2D Tomography Reconstruction

This tutorial walks through a benchmark example using the 2D Tomography dataset with the classic Shepp-Logan phantom. We will explore the dataset, configuration, and interpretation of results.

The Dataset: Shepp-Logan Phantom

What is it?

The Shepp-Logan phantom is a standard test image created by Larry Shepp and Benjamin Logan. It serves as a model of a human head and is widely used to test image reconstruction algorithms in computed tomography (CT). The problem involves recovering the 2D cross-section image from its projections (sinogram) taken at different angles.

Real-world analogy: A medical CT scanner rotates around a patient, taking X-ray projections from many angles. The goal is to mathematically reconstruct the internal slice of the body from these projections.

Dataset Preview

2D Tomography dataset preview

Left: Ground truth (Shepp-Logan phantom). Right: Sinogram (measurements).

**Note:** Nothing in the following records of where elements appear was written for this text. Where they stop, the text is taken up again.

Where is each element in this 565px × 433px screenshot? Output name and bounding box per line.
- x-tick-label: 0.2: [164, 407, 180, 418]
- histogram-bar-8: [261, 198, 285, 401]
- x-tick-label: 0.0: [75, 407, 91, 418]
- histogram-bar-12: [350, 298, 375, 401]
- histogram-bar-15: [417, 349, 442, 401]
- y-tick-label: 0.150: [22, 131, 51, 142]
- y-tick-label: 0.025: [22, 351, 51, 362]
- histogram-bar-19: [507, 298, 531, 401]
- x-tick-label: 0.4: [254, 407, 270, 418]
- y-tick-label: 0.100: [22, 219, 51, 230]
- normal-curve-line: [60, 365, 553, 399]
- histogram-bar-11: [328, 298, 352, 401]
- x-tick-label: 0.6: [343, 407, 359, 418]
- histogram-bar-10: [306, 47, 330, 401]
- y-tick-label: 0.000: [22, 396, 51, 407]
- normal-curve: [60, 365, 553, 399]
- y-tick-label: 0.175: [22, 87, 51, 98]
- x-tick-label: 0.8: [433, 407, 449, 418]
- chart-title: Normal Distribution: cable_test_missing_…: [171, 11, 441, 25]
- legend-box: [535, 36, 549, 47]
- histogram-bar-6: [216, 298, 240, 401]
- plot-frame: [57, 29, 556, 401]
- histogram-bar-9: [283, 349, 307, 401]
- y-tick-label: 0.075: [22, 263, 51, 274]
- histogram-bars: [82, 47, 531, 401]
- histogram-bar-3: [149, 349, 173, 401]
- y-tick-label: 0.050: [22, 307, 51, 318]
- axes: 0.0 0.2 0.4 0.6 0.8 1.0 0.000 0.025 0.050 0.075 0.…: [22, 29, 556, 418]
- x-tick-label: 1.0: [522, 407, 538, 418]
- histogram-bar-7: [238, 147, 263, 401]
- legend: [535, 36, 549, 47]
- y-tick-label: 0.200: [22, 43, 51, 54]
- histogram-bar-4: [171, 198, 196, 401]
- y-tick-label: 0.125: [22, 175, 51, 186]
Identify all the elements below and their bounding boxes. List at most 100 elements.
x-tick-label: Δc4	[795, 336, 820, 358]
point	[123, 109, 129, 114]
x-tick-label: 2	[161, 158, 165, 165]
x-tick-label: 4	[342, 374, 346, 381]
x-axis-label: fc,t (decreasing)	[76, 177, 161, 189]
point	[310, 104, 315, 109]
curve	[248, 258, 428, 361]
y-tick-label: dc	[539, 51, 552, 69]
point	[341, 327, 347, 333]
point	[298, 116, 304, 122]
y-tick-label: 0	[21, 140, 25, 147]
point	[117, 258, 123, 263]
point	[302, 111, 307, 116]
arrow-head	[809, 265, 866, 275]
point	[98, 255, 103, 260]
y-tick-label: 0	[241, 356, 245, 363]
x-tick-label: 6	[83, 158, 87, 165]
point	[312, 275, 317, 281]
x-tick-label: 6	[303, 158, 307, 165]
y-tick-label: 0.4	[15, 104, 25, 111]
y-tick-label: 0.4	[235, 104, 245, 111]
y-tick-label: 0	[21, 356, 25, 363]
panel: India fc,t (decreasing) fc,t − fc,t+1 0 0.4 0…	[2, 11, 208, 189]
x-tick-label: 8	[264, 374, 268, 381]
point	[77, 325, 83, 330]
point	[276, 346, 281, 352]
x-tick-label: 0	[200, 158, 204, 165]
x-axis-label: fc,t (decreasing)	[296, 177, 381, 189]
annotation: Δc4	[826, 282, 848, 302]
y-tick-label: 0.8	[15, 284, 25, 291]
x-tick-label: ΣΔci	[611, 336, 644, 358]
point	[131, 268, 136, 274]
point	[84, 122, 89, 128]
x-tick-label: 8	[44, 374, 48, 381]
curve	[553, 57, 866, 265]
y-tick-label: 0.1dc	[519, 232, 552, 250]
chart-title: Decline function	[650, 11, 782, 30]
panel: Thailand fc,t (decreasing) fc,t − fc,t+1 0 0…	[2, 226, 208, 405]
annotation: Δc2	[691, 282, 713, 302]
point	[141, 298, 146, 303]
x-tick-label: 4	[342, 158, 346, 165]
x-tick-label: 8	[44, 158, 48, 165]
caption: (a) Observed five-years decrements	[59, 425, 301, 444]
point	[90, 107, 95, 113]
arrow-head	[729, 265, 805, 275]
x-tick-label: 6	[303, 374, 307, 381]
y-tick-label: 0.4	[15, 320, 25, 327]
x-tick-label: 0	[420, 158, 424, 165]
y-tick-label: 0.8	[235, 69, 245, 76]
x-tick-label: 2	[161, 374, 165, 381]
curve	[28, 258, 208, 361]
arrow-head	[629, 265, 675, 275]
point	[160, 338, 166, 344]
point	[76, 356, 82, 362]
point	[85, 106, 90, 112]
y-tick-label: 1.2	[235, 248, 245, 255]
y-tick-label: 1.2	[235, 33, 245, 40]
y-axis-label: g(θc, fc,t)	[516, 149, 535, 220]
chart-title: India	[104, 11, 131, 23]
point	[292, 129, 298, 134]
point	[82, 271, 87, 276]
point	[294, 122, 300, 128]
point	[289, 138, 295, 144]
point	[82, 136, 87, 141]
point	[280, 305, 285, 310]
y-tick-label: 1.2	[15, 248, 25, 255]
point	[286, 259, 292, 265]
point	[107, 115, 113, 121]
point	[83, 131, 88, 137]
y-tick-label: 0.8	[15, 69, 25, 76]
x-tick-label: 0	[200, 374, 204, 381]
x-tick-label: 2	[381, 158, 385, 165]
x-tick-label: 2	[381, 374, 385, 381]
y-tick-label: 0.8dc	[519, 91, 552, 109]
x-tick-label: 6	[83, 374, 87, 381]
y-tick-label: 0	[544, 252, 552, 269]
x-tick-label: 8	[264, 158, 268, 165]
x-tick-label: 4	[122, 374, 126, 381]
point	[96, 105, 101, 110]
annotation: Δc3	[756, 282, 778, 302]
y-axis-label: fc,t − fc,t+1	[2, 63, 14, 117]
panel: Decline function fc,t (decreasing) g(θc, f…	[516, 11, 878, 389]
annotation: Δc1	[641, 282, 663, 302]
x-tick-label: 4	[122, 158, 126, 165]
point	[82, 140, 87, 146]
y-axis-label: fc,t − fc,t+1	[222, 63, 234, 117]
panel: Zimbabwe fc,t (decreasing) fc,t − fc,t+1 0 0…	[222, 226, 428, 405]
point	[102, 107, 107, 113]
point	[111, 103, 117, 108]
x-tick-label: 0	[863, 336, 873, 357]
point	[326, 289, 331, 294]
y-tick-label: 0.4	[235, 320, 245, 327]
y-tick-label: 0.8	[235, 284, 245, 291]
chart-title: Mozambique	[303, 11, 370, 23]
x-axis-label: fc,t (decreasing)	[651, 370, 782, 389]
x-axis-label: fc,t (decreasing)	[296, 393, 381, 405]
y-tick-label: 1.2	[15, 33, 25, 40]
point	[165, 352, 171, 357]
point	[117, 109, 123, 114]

Configuration: Experiment Setup

Benchmark Purpose

This experiment tests the scalability of reconstruction algorithms on high-resolution 2D images (2048×2048). Such high resolutions are common in modern specialized imaging but pose memory challenges. We compare single-GPU execution against a distributed multi-GPU approach.

We use the configuration file configs/tomography_2d.yml to set up the experiment.

Execution Grid

The execution grid compares a single-GPU baseline with a distributed 2-GPU configuration:

slurm_gres, slurm_ntasks_per_node, slurm_nodes, distribute_physics, distribute_denoiser, patch_size, overlap, max_batch_size: [
  ["gpu:1", 1, 1, false, false, 0, 0, 0],
  ["gpu:2", 2, 1, true, true, 448, 32, 0],
  ["gpu:4", 4, 1, true, true, 448, 32, 0],
  ]

Important: To ensure proper distributed parallelization, the number of tasks per node (slurm_ntasks_per_node) must equal the number of GPUs (slurm_gres). This ensures one process per GPU.

This creates a grid comparing three configurations:

Configuration 1: Single GPU (baseline)

["gpu:1", 1, 1, false, false, 0, 0, 0]

  • slurm_gres: gpu:1 = 1 GPU

  • slurm_ntasks_per_node: 1 = 1 process per GPU

  • distribute_physics: false = No parallelization of blur operators

  • distribute_denoiser: false = Full image processed at once

  • Purpose: Baseline performance on limited resources

Configuration 2: 2-GPU with Distribution

["gpu:2", 2, 1, true, true, 448, 32, 0]

  • slurm_gres: gpu:2 = 2 GPUs

  • slurm_ntasks_per_node: 2 = 2 processes (one per GPU)

  • distribute_physics: true = Split 8 blur operators across 2 GPUs (4 each)

  • distribute_denoiser: true = Spatial tiling: Split large image into patches

  • patch_size: 448 = Each patch is 448×448 pixels

  • overlap: 32 = Overlap region for smooth transitions between patches

  • Purpose: Multi-GPU scalability with operator and spatial distribution

Configuration 3: 4-GPU with Increased Distribution

["gpu:4", 4, 1, true, true, 448, 32, 0]

  • Similar to Config 2, but with 4 GPUs.

  • Purpose: Further scalability test with more GPU resources

For more details on distributed computing, see the DeepInv distributed documentation.

Dataset Parameters

dataset:
  - tomography_2d:
      img_size: 2048
      num_operators: 8
      num_angles: 100
      noise_level: 0.01

  • img_size: 2048: A high resolution for standard testing.

  • num_operators: 8: Number of tomography operators (angle splits).

  • num_angles: 100: Total number of projection angles.

  • noise_level: 0.01: Additive Gaussian noise level.

Solver

We use a Plug-and-Play (PnP) solver with a DRUNet denoiser:

solver:
  - PnP:
      denoiser: drunet
      denoiser_sigma: 0.01
      init_method: ["zeros"]

Solver Parameters:

  • denoiser: The pretrained denoiser to use as a prior.

  • denoiser_sigma: Noise level hint passed to the denoiser. Helps the denoiser adapt to the noise level.

  • init_method: How to initialize the reconstruction.

Interpreting Results

Benchmark Results

Below is an interactive dashboard comparing the configurations:

Interpretation

PSNR vs. Iteration & PSNR vs. Computation Time

All setups reach about the same final PSNR, so using multiple GPUs does not reduce reconstruction quality. The multi-GPU runs reach the target PSNR much faster than the single-GPU baseline, which shows the speedup clearly.

Time Breakdown: Gradient and Denoiser

The denoiser dominates runtime and is the main bottleneck. Adding more GPUs reduces denoiser time, but gradient time slightly increases since the gradient step is cheap, and communication between GPUs often takes longer than the computation itself.